エッセイ集 薪ストーブの里から

宮崎学 フォトエッセイ 森の動物日記

森と里と野生動物たちから教わった自然のメッセージ 信州・駒ヶ根在住の動物写真家宮崎学のフォトエッセイです

リスの月面宙返り

2009/6/28 miyazaki | カテゴリー: リス | comments(9) »

木の幹を駆け下りてくるリス

 

「カサッ カサッ カサッ カサッ … 」

朝になるとこんな音が、仕事場の布団の中まで聞こえてくる。
これは、リスがヒノキの幹を逆さになって降りてくる、音だ。
垂直の幹を後ろ足の爪で体を支えながらまっすぐに降りてくるので、一歩ずつ小刻みにつかう爪の音がこのように聞こえてくるのだった。
ヒノキの幹は、部屋から3mほどしか離れていないので、このようなちょっとした野生の爪音にも生命が感じられてうれしくなる。

ボクの仕事場は、中央アルプス山麓にある森に囲まれた高原。
ここはリスがふつうに生活していた場所なので、その森に家ができ庭が出来ても、当たり前のようにリスたちが遊びにくる。
やってくるリスの数はその年によって増減がある。
多いときには最大で6頭。少ない年では1頭だけのこともある。
平均すれば、3頭ほどのリスが庭に毎年やってきているといったところだろうか。

しかし、このリスたちにも互いに連帯感はなさそうだ。
それぞれに単独で自分の世界を生きているらしく、2頭仲良く肩を並べているというようなところは見たことがない。
とにかく、3m以内にほかのリスが近づいてくると、順位の高いものが猛烈に追い払うのだから、互いに認識していることはたしかなようである。
可愛らし顔をしていても、生きることに関しては厳しいのである。

こんなリスたちなので、それぞれに巣のある場所も違うようで、庭へやってくるのにもそれぞれに通勤コースがある。
あるリスは、西からやってきて、帰りも西へ。
また、あるリスは南からやってきて、やはり南へ帰って行く。
もちろん、東からやってきて、東へ帰るリスもいる。
それぞれに、ちゃんとコースが決まっていて、そのルートを毎日勤勉に通っているところがおもしろい。
人間の作った塀の上も、軒下や屋根の上だって彼らにとってはちゃんとした「けもの道」だ。

リスの宙返り

ある日、東へ帰るリスが仕事場のテラスから必ずヒノキの幹に空中ジャンプしていくことがわかった。
毎日そのコースを使うので、ならばリスの空中浮揚シーンを撮影してしまおうと、ボクは考えた。
そのジャンプシーンはあまりにもスピードが速いので、目で動作を確認してカメラのシャッターを切ることはできない。
そこで、空中に赤外線センサーを張り、そのセンサーで動作をキャッチして自動撮影カメラに連動させるというハイテク装置で狙ってみた。
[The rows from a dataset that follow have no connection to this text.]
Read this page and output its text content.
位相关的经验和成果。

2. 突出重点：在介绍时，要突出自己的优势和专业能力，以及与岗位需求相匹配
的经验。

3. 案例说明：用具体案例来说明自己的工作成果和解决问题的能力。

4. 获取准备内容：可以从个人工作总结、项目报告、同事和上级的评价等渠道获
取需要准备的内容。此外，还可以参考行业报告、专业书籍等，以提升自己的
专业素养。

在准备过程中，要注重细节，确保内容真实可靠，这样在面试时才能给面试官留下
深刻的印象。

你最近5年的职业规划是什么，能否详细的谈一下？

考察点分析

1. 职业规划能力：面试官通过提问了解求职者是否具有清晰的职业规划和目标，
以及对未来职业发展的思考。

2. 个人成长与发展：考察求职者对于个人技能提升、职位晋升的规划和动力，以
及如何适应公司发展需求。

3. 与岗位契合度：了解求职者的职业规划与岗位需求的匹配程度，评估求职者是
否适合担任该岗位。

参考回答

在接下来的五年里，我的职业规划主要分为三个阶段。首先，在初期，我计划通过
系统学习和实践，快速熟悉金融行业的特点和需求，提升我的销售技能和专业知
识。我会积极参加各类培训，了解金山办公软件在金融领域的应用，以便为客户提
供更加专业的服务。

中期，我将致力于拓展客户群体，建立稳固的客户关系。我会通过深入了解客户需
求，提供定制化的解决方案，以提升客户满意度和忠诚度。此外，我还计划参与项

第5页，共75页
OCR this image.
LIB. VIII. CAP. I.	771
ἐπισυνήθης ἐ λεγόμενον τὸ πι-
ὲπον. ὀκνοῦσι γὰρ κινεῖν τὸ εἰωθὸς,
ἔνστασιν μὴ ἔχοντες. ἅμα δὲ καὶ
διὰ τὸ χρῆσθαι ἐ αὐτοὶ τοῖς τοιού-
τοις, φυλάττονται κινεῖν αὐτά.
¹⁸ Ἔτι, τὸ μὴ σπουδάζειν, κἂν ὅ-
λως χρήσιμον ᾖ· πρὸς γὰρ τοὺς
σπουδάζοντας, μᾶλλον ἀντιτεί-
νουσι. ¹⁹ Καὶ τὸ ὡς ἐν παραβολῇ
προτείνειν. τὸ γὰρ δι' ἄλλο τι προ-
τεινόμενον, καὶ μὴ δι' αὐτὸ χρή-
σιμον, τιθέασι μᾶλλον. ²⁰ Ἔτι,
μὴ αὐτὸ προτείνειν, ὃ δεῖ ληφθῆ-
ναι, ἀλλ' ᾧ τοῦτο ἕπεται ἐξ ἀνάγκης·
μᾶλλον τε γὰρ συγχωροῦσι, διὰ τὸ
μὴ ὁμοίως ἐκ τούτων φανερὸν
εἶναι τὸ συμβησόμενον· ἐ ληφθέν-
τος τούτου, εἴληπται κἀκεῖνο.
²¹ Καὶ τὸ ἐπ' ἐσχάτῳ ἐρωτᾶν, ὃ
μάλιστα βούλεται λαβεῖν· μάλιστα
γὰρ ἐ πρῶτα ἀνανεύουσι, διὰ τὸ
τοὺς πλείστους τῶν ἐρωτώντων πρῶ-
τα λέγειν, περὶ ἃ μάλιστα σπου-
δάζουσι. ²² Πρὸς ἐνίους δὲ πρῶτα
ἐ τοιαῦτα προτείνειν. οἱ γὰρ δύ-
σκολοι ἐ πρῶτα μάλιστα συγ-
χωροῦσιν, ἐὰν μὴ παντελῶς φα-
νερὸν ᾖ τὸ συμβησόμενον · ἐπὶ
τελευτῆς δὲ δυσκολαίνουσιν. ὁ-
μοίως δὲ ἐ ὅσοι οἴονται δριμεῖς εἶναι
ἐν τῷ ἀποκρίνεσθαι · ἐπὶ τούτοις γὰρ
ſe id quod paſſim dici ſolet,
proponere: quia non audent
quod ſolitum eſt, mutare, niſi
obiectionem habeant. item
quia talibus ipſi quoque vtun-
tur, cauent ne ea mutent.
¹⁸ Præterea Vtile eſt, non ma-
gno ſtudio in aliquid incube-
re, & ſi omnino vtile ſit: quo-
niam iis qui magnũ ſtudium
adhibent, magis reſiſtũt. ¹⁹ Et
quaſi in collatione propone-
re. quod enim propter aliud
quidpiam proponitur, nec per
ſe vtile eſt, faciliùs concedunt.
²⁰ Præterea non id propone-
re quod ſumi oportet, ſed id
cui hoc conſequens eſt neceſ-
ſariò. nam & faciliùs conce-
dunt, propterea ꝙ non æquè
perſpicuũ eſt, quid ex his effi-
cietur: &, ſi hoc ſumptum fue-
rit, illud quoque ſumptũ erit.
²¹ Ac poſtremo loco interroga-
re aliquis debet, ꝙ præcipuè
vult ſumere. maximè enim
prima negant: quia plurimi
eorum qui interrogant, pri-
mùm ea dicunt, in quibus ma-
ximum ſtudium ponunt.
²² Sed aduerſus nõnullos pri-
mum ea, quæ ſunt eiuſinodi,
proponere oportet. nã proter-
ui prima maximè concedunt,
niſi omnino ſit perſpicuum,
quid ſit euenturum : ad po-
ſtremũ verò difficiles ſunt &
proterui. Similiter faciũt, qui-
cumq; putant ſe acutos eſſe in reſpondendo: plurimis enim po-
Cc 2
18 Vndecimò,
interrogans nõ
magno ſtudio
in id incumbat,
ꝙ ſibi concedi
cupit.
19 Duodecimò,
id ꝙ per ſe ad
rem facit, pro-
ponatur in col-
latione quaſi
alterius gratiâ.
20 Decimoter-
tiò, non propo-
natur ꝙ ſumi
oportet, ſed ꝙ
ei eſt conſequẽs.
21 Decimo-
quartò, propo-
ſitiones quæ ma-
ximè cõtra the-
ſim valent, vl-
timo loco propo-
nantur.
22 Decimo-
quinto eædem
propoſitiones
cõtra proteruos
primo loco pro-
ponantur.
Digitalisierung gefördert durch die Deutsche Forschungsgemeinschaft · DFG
ある日のカメラに、空中にリスが宙返りする姿が写されていた。
頭を下に向けて、後ろ足が上になっているのだ。
跳び発つときは、頭を上に向けて後ろ足で力強くジャンプしているのに、着地すべきヒノキの幹が近づくころにはまるで新体操の月面宙返りのようにスタイルが逆転していたのだった。
リスが幹に飛びつく瞬間に逆さになっているとはまさに新発見だったが、そう言えば垂直の幹を逆さまに降りてくるときも後ろ足の爪をつかって体のすべてを支えている。
このことから、リスは後ろ足が最大の武器であることに気づいたのである。
着地のときに頭を上にして幹にしがみつけば、リスは顎をしこたま幹にぶつけてしまうということになる。それをしないためにも、まずは逆さまになって後ろ足の爪で幹をつかみ、そのあとで手をつけば安全に自分の身を確保することができるからだ。
 

ジャンプするリス


ふだんはリスの動きが速すぎて、このようなスタイルなどを見たこともなかったが、写真という静止画を撮ってみて、庭に毎日遊びにくるリスにも、実はこんな特技があったとは驚きである。
そんな森の軽業師リスは、ボクの前では本当にいろんな顔を見せてくれる。今日はなんとボクの仕事場のベランダの手すりの上で、ひなたぼっこをしながら居眠りをしてしまった。ボクの庭が余程居心地が良いのだろうか。